Nella penombra del boudoir Sibilla passò la mano tra le sue ciocche nere come la pece, sospirando tra sé: i capelli lunghi, lisci e lucidi come la seta le ricadevano sulle spalle e sulla schiena creando un contrasto elegante con la pelle bianca e incipriata. Il corsetto allacciato con noncuranza lasciava maliziosamente uscire un seno, imponente per la forma tonda e perfetta, da cui spiccava il colore bruno del piccolo capezzolo. Sibilla se ne vergognava: quanto avrebbe desiderato poter avere un colore rosato come quello di Annie e delle altre ragazze della casa. Eppure questa sua particolarità era apprezzata dagli uomini, che quando venivano a far visita a Madame de Lilè la cercavano spesso e pagavano bene per passare un po’ di tempo con lei.

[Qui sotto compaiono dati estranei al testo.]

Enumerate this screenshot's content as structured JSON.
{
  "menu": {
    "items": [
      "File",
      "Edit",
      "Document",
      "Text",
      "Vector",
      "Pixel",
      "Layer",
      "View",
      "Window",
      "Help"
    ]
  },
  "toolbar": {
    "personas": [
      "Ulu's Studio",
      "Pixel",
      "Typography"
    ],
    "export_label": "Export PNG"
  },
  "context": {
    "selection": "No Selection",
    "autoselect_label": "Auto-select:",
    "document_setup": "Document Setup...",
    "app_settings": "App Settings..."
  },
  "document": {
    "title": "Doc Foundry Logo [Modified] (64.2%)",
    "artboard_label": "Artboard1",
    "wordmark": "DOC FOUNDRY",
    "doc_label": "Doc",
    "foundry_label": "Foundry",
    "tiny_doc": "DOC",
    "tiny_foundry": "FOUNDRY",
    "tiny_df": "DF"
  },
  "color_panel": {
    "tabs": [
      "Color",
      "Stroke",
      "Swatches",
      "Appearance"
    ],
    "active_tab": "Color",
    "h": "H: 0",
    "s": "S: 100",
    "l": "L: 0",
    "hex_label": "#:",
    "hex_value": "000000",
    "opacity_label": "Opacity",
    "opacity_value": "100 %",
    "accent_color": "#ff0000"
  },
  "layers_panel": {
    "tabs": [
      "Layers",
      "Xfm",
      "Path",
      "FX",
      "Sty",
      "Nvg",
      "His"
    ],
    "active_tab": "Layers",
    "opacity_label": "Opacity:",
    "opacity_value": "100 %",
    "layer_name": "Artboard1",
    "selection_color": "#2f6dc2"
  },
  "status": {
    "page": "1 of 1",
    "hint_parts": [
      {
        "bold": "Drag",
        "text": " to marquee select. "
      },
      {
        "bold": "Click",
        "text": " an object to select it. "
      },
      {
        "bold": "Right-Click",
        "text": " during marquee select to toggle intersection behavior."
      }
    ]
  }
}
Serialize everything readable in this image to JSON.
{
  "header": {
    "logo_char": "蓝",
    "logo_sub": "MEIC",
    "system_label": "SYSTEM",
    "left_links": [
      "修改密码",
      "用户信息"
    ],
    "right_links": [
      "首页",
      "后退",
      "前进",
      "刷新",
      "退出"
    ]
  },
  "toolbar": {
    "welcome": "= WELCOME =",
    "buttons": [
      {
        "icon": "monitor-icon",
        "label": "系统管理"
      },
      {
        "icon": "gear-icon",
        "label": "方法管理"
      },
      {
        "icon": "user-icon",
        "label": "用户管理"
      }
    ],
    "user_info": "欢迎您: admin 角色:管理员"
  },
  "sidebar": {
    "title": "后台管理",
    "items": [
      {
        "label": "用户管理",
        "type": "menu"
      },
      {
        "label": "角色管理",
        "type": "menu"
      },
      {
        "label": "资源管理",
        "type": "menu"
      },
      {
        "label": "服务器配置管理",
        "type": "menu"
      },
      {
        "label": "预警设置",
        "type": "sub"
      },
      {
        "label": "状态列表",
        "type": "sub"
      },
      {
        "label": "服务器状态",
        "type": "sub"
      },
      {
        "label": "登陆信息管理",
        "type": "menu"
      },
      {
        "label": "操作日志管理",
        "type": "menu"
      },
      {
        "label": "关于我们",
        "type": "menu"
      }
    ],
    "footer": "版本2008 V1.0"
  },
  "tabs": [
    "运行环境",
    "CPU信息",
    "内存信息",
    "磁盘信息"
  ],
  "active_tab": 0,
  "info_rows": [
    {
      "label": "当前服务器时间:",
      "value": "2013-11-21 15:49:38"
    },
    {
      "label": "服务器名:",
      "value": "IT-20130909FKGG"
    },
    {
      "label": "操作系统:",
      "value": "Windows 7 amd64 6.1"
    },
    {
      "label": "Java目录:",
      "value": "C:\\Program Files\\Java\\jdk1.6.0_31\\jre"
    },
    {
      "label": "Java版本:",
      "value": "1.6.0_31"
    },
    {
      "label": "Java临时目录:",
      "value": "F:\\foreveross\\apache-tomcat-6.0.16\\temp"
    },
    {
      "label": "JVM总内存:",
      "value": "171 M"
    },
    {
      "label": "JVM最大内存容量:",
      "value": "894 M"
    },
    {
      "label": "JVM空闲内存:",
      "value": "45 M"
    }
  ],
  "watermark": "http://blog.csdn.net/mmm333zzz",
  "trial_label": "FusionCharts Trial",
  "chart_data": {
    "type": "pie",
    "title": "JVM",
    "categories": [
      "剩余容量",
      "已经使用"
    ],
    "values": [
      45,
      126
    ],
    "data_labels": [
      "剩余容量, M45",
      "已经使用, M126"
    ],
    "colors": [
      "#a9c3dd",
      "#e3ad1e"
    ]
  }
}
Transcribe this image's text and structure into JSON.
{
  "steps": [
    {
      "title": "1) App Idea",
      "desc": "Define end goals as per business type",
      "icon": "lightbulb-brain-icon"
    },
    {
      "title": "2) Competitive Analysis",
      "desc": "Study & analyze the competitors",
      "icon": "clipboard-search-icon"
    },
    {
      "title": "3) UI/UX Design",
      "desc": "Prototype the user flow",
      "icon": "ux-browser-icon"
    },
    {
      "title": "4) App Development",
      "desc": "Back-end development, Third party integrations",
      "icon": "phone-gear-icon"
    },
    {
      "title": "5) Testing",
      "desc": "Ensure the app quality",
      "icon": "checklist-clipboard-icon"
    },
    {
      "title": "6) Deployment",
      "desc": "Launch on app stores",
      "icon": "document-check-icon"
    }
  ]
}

“Non sono né carne né pesce” ripeteva spesso a bassa voce guardandosi allo specchio. Anche quella mattina disse lo stesso. Lineamenti alteri da regina e pelle di latte, ma capelli e forme da selvaggia, come quelle di cui si raccontava nei romanzi di avventure nelle Indie. Non si era mai chiesta chi fossero i suoi genitori e in fondo non le interessava, ma si era domandata spesso se in lei non scorresse un po’ di quel sangue esotico così misterioso e lontano di cui si leggeva solo nei libri.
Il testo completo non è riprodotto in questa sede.